Depuis les derniers 20 ans, ce n’est pas l’investissement en machineries, manufactures ou autres qui rapporte le plus, selon l’économiste en chef, « mais la croissance vient de l’économie du savoir ».

« C’est le capital humain, donc plus d’éducation. Il faut savoir que ce sont les gens avec des diplômes qui sont très recherchés dans le marché du travail au Canada, c’est un avantage comparatif. »

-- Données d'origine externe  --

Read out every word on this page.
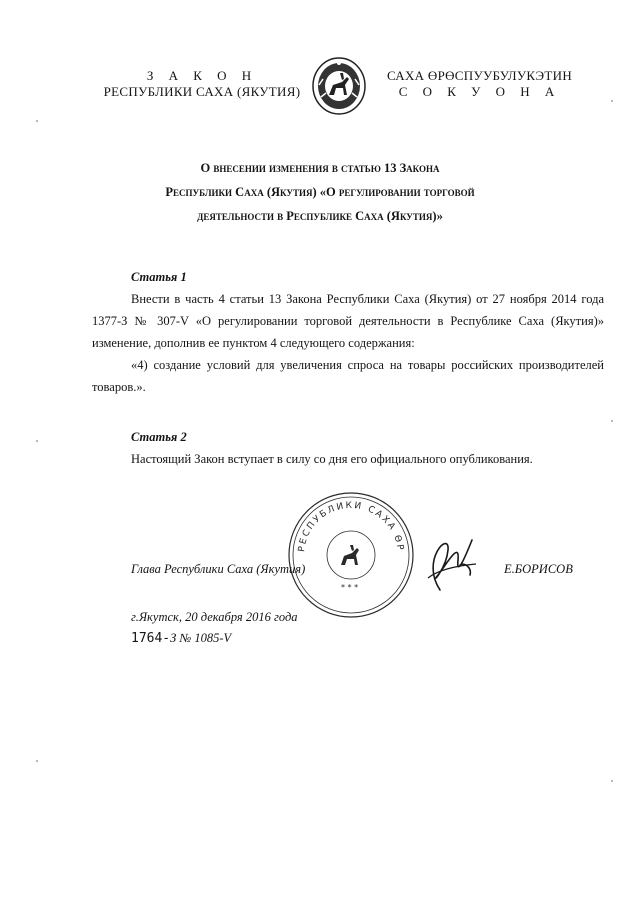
З А К О Н
РЕСПУБЛИКИ САХА (ЯКУТИЯ)
САХА ӨРӨСПУУБУЛУКЭТИН
С О К У О Н А
О внесении изменения в статью 13 Закона
Республики Саха (Якутия) «О регулировании торговой
деятельности в Республике Саха (Якутия)»
Статья 1
Внести в часть 4 статьи 13 Закона Республики Саха (Якутия) от 27 ноября 2014 года 1377-З № 307-V «О регулировании торговой деятельности в Республике Саха (Якутия)» изменение, дополнив ее пунктом 4 следующего содержания:
«4) создание условий для увеличения спроса на товары российских производителей товаров.».
Статья 2
Настоящий Закон вступает в силу со дня его официального опубликования.
РЕСПУБЛИКИ САХА ӨР
* * *
Глава Республики Саха (Якутия)	Е.БОРИСОВ
г.Якутск, 20 декабря 2016 года
1764-З № 1085-V
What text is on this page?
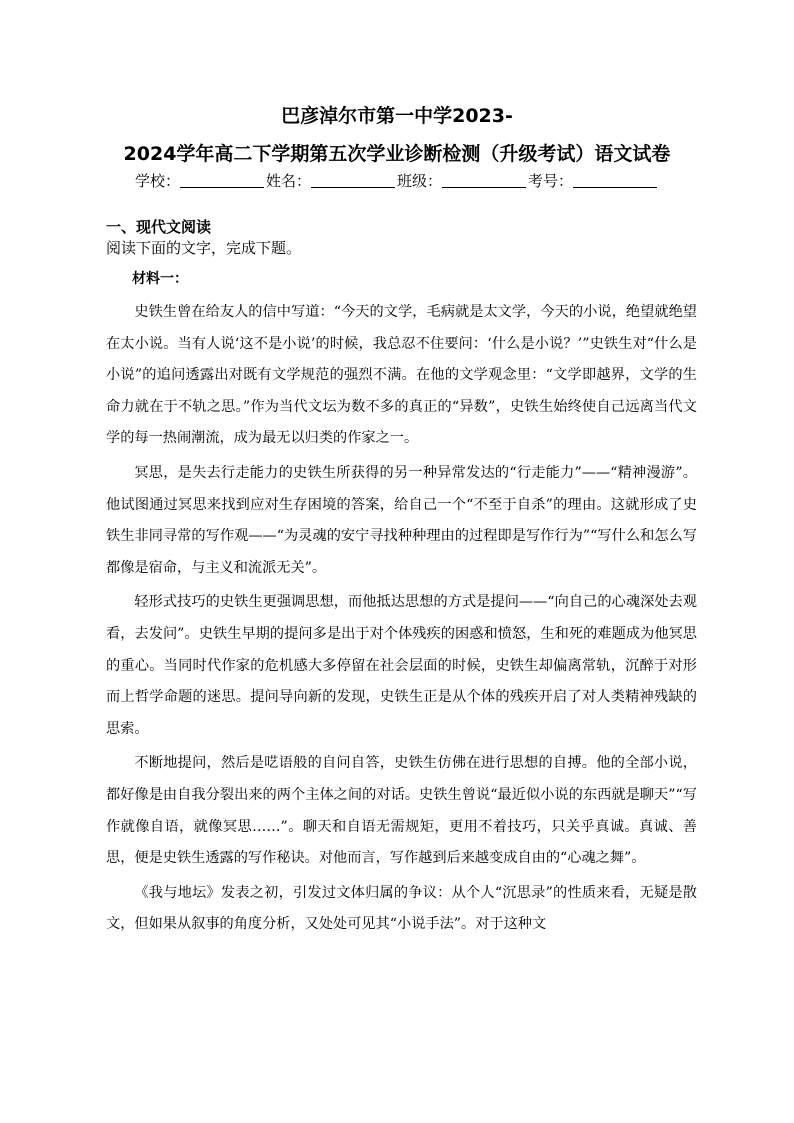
巴彦淖尔市第一中学2023-
2024学年高二下学期第五次学业诊断检测（升级考试）语文试卷
学校：	姓名：	班级：	考号：
一、现代文阅读
阅读下面的文字，完成下题。
材料一：

史铁生曾在给友人的信中写道：“今天的文学，毛病就是太文学，今天的小说，绝望就绝望在太小说。当有人说‘这不是小说’的时候，我总忍不住要问：‘什么是小说？’”史铁生对“什么是小说”的追问透露出对既有文学规范的强烈不满。在他的文学观念里：“文学即越界，文学的生命力就在于不轨之思。”作为当代文坛为数不多的真正的“异数”，史铁生始终使自己远离当代文学的每一热闹潮流，成为最无以归类的作家之一。

冥思，是失去行走能力的史铁生所获得的另一种异常发达的“行走能力”——“精神漫游”。他试图通过冥思来找到应对生存困境的答案，给自己一个“不至于自杀”的理由。这就形成了史铁生非同寻常的写作观——“为灵魂的安宁寻找种种理由的过程即是写作行为”“写什么和怎么写都像是宿命，与主义和流派无关”。

轻形式技巧的史铁生更强调思想，而他抵达思想的方式是提问——“向自己的心魂深处去观看，去发问”。史铁生早期的提问多是出于对个体残疾的困惑和愤怒，生和死的难题成为他冥思的重心。当同时代作家的危机感大多停留在社会层面的时候，史铁生却偏离常轨，沉醉于对形而上哲学命题的迷思。提问导向新的发现，史铁生正是从个体的残疾开启了对人类精神残缺的思索。

不断地提问，然后是呓语般的自问自答，史铁生仿佛在进行思想的自搏。他的全部小说，都好像是由自我分裂出来的两个主体之间的对话。史铁生曾说“最近似小说的东西就是聊天”“写作就像自语，就像冥思……”。聊天和自语无需规矩，更用不着技巧，只关乎真诚。真诚、善思，便是史铁生透露的写作秘诀。对他而言，写作越到后来越变成自由的“心魂之舞”。

《我与地坛》发表之初，引发过文体归属的争议：从个人“沉思录”的性质来看，无疑是散文，但如果从叙事的角度分析，又处处可见其“小说手法”。对于这种文
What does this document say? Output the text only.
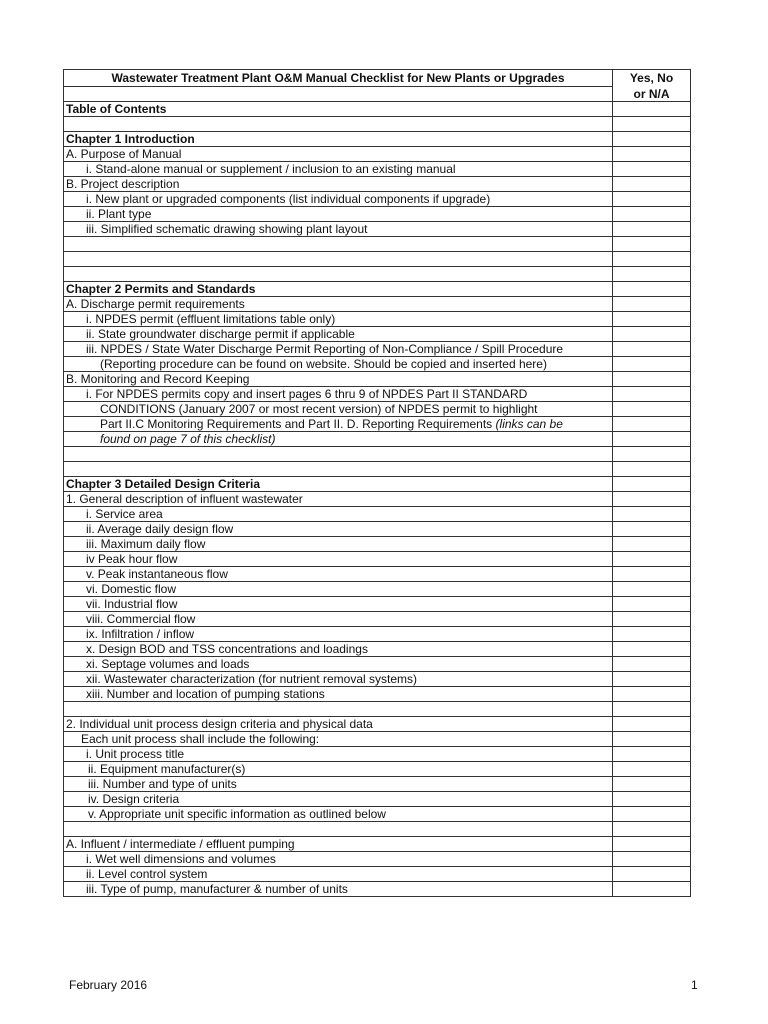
Wastewater Treatment Plant O&M Manual Checklist for New Plants or Upgrades	Yes, No
	or N/A
Table of Contents	

Chapter 1 Introduction	
A. Purpose of Manual	
i. Stand-alone manual or supplement / inclusion to an existing manual	
B. Project description	
i. New plant or upgraded components (list individual components if upgrade)	
ii. Plant type	
iii. Simplified schematic drawing showing plant layout	

Chapter 2 Permits and Standards	
A. Discharge permit requirements	
i. NPDES permit (effluent limitations table only)	
ii. State groundwater discharge permit if applicable	
iii. NPDES / State Water Discharge Permit Reporting of Non-Compliance / Spill Procedure	
(Reporting procedure can be found on website. Should be copied and inserted here)	
B. Monitoring and Record Keeping	
i. For NPDES permits copy and insert pages 6 thru 9 of NPDES Part II STANDARD	
CONDITIONS (January 2007 or most recent version) of NPDES permit to highlight	
Part II.C Monitoring Requirements and Part II. D. Reporting Requirements (links can be	
found on page 7 of this checklist)	

Chapter 3 Detailed Design Criteria	
1. General description of influent wastewater	
i. Service area	
ii. Average daily design flow	
iii. Maximum daily flow	
iv Peak hour flow	
v. Peak instantaneous flow	
vi. Domestic flow	
vii. Industrial flow	
viii. Commercial flow	
ix. Infiltration / inflow	
x. Design BOD and TSS concentrations and loadings	
xi. Septage volumes and loads	
xii. Wastewater characterization (for nutrient removal systems)	
xiii. Number and location of pumping stations	

2. Individual unit process design criteria and physical data	
Each unit process shall include the following:	
i. Unit process title	
ii. Equipment manufacturer(s)	
iii. Number and type of units	
iv. Design criteria	
v. Appropriate unit specific information as outlined below	

A. Influent / intermediate / effluent pumping	
i. Wet well dimensions and volumes	
ii. Level control system	
iii. Type of pump, manufacturer & number of units	
February 2016	1
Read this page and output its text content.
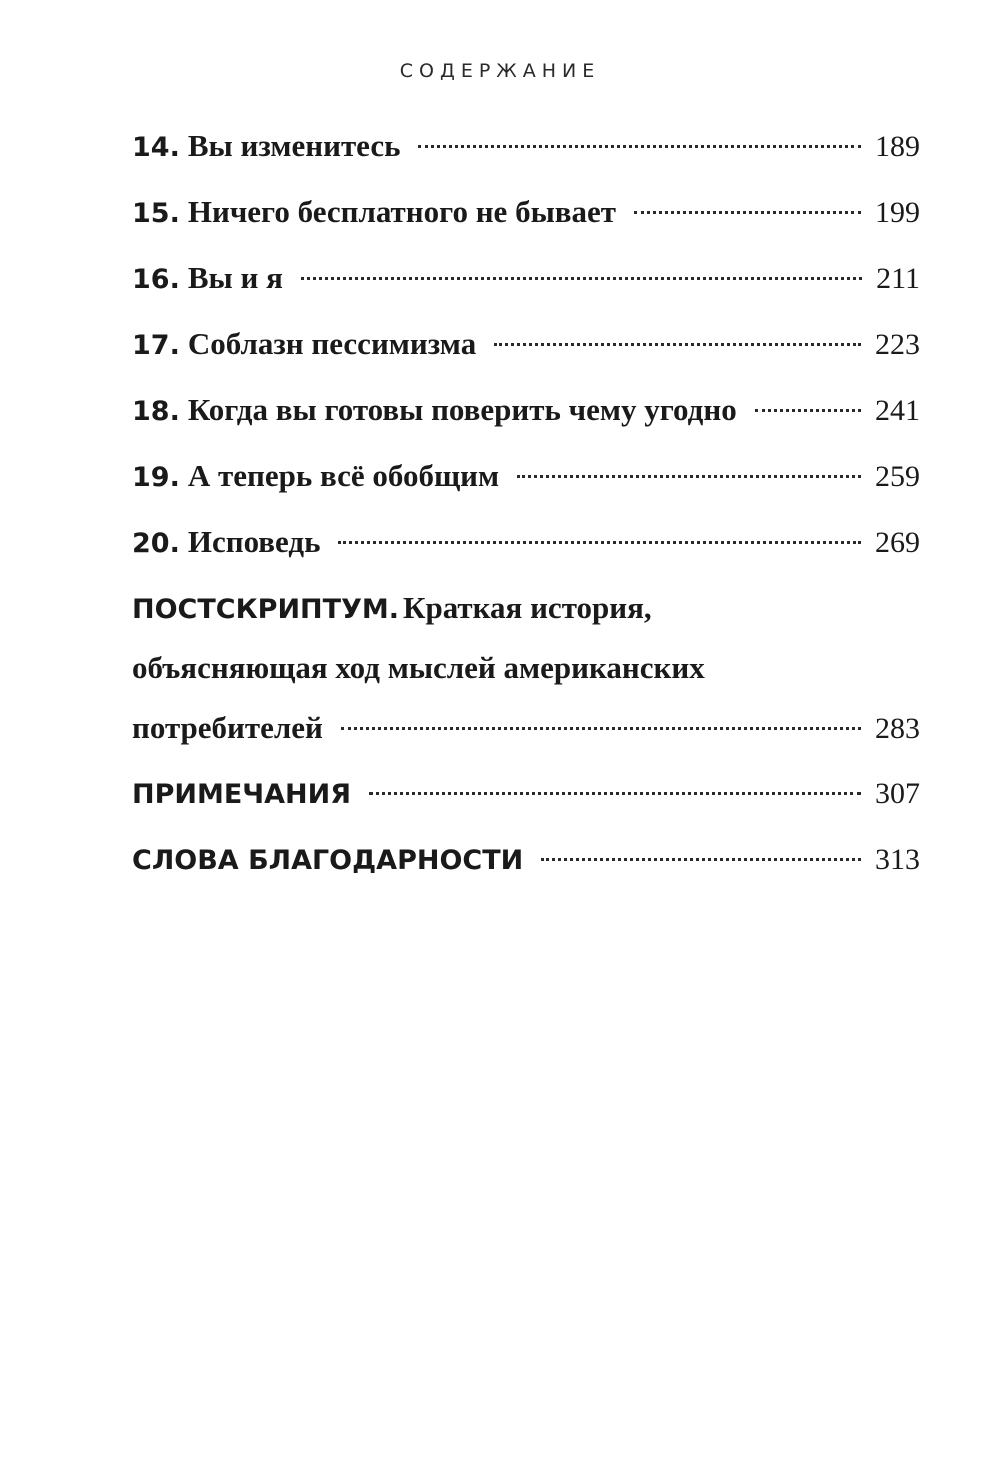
СОДЕРЖАНИЕ
14. Вы изменитесь	189
15. Ничего бесплатного не бывает	199
16. Вы и я	211
17. Соблазн пессимизма	223
18. Когда вы готовы поверить чему угодно	241
19. А теперь всё обобщим	259
20. Исповедь	269
ПОСТСКРИПТУМ. Краткая история,
объясняющая ход мыслей американских
потребителей	283
ПРИМЕЧАНИЯ	307
СЛОВА БЛАГОДАРНОСТИ	313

En ce qui concerne le logement et l’immobilier, l’économiste dit : « Il y a de nouvelles mises en chantier, et il va y avoir une grosse hausse du stock résidentiel au fil des prochains trimestres en Ontario. » Il rappelle aussi que le niveau des ventes a chuté d’environ 40%.  

 « C’est un budget qui investit dans de bonnes infrastructures », admet M. Antunes, « et qui contribue à la croissance économique à long terme. Il sera difficile d’atteindre un équilibre fiscal et de se préparer au prochain problème géopolitique ».

Pour l’expert, il faudra tout de même garder un œil sur le risque de ralentissement économique.

Deux nouvelles mesures dans le budget

  • Une augmentation de 5 % pour le POSPH (Programme ontarien de soutien aux personnes handicapées).

Le gouvernement promet d’augmenter le taux de soutien du revenu de 5 % à compter de septembre 2022 pour les familles et les particuliers qui en bénéficient. Le ministre des Finances assure également que le taux du POSPH sera ajusté sur l’inflation pour protéger les bénéficiaires de la hausse des coûts.

  • 225 millions de dollars additionnels en éducation en paiement direct pour les parents.  

En avril 2022, le gouvernement avait lancé un programme de tutorat dans la province, un investissement de 175 millions de dollars. Dans cette nouvelle version, le gouvernement renforce le programme en ajoutant 225 millions de dollars supplémentaires en paiements directs aux parents « afin de les aider à donner le soutien dont leurs enfants ont besoin pour leur rattrapage scolaire ». Cette subvention vise à pallier la longue absence des élèves ontariens durant la pandémie.

Pour l’économiste, ceci est très positif, mais « tout reste à voir dans l’application du programme ».